The logic behind Trump’s strategy appears to be grounded in a Jacksonian view of foreign affairs which resonates with the American public. The belligerent and headline-grabbing rhetoric of the commander-in-chief and his propensity to choose short-term, tactical wins over the incremental execution of the long-term priorities often overshadow the more or less solid intellectual foundations of Trump’s foreign policy. While it is important to consider the most theatrical elements of Trump and discuss the damaging effects they may have for international peace and cooperation, we should not overlook the ideological background and the grand strategy that informs the administration’s actions.

 

[1] Grevi, Giovanni, “Lost in Transition? US Foreign Policy from Obama to Trump”, European Policy Centre. http://aei.pitt.edu/82224/1/pub_7240_lostintransition.pdf.

[2] Mead, Walter R., “The Jacksonian Revolt.” Foreign Affairs, Vol. 96, No. 2, March/April 2017.

[3] Mead, Walter R., “The Jacksonian Tradition and American Foreign Policy.” The National Interest, Vol. 58, Winter 1999.

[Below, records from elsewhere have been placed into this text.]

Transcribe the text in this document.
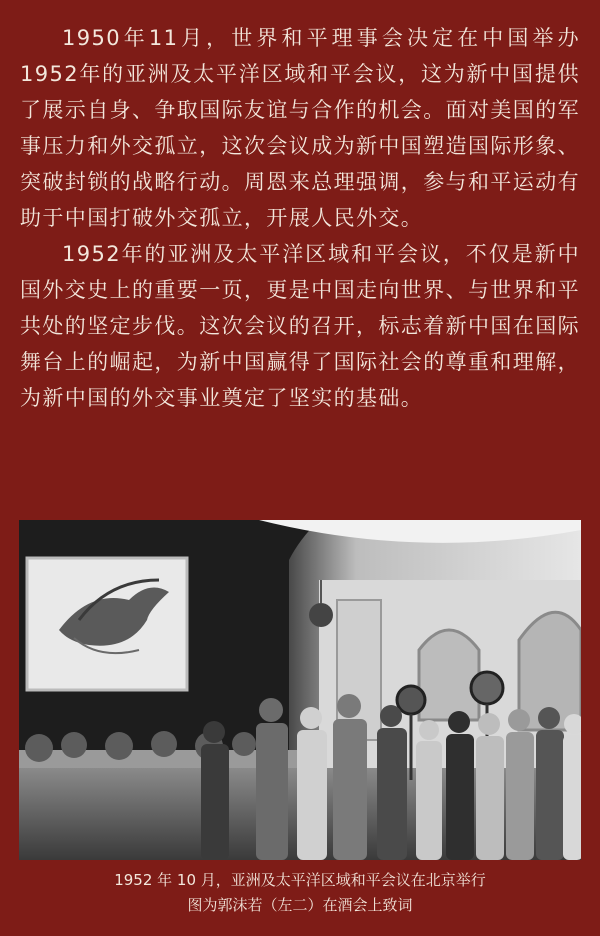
1950年11月，世界和平理事会决定在中国举办1952年的亚洲及太平洋区域和平会议，这为新中国提供了展示自身、争取国际友谊与合作的机会。面对美国的军事压力和外交孤立，这次会议成为新中国塑造国际形象、突破封锁的战略行动。周恩来总理强调，参与和平运动有助于中国打破外交孤立，开展人民外交。

1952年的亚洲及太平洋区域和平会议，不仅是新中国外交史上的重要一页，更是中国走向世界、与世界和平共处的坚定步伐。这次会议的召开，标志着新中国在国际舞台上的崛起，为新中国赢得了国际社会的尊重和理解，为新中国的外交事业奠定了坚实的基础。

1952 年 10 月，亚洲及太平洋区域和平会议在北京举行
图为郭沫若（左二）在酒会上致词
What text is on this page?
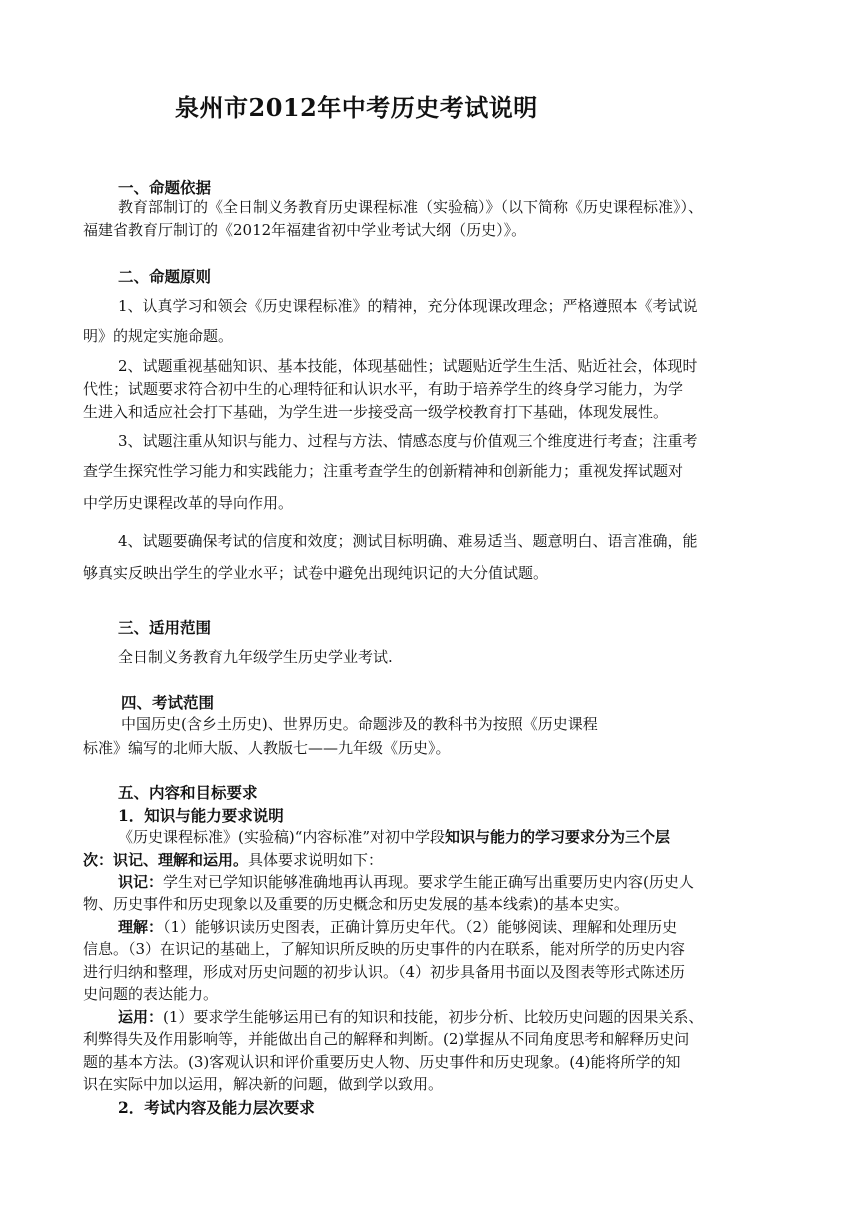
泉州市2012年中考历史考试说明
一、命题依据
教育部制订的《全日制义务教育历史课程标准（实验稿）》（以下简称《历史课程标准》）、
福建省教育厅制订的《2012年福建省初中学业考试大纲（历史）》。
二、命题原则
1、认真学习和领会《历史课程标准》的精神，充分体现课改理念；严格遵照本《考试说
明》的规定实施命题。
2、试题重视基础知识、基本技能，体现基础性；试题贴近学生生活、贴近社会，体现时
代性；试题要求符合初中生的心理特征和认识水平，有助于培养学生的终身学习能力，为学
生进入和适应社会打下基础，为学生进一步接受高一级学校教育打下基础，体现发展性。
3、试题注重从知识与能力、过程与方法、情感态度与价值观三个维度进行考查；注重考
查学生探究性学习能力和实践能力；注重考查学生的创新精神和创新能力；重视发挥试题对
中学历史课程改革的导向作用。
4、试题要确保考试的信度和效度；测试目标明确、难易适当、题意明白、语言准确，能
够真实反映出学生的学业水平；试卷中避免出现纯识记的大分值试题。
三、适用范围
全日制义务教育九年级学生历史学业考试.
四、考试范围
中国历史(含乡土历史)、世界历史。命题涉及的教科书为按照《历史课程
标准》编写的北师大版、人教版七——九年级《历史》。
五、内容和目标要求
1．知识与能力要求说明
《历史课程标准》(实验稿)“内容标准”对初中学段知识与能力的学习要求分为三个层
次：识记、理解和运用。具体要求说明如下：
识记：学生对已学知识能够准确地再认再现。要求学生能正确写出重要历史内容(历史人
物、历史事件和历史现象以及重要的历史概念和历史发展的基本线索)的基本史实。
理解：（1）能够识读历史图表，正确计算历史年代。（2）能够阅读、理解和处理历史
信息。（3）在识记的基础上，了解知识所反映的历史事件的内在联系，能对所学的历史内容
进行归纳和整理，形成对历史问题的初步认识。（4）初步具备用书面以及图表等形式陈述历
史问题的表达能力。
运用：(1）要求学生能够运用已有的知识和技能，初步分析、比较历史问题的因果关系、
利弊得失及作用影响等，并能做出自己的解释和判断。(2)掌握从不同角度思考和解释历史问
题的基本方法。(3)客观认识和评价重要历史人物、历史事件和历史现象。(4)能将所学的知
识在实际中加以运用，解决新的问题，做到学以致用。
2．考试内容及能力层次要求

[4] Mearsheimer, John J., and Stephen M. Walt, “The Case for Offshore Balancing. A Superior U.S. Grand Strategy.” Foreign Affairs, Vol. 95, N. 4, July/August 2016. https://www.foreignaffairs.com/articles/united-states/2016-06-13/case-offshore-balancing

[5] Mead, “The Jacksonian Tradition and American Foreign policy”, p. 21.

[6] Ikenberry, John, After Victory: Institutions, Strategic Restraint, and the Rebuilding of Order after Major Wars (Princeton: Princeton University Press, 2009).

[7] Gray, Alexander and Peter Navarro, “Donald Trump’s Peace through Strength: Vision for the Asia Pacific,” Foreign Policy, 7 November 2016. http://foreignpolicy.com/2016/11/07/donald-trumps-peace-through-strength-vision-for-the-asia-pacific/

[8] Navarro, Peter, Death by China (Prentice Hall, 2011).

[9] Putnam, Robert, “Diplomacy and Domestic Politics: The Logic of the Two-Level Games”, International Organization, Vol. 42, No. 3 (Summer 1988), pp. 427-460.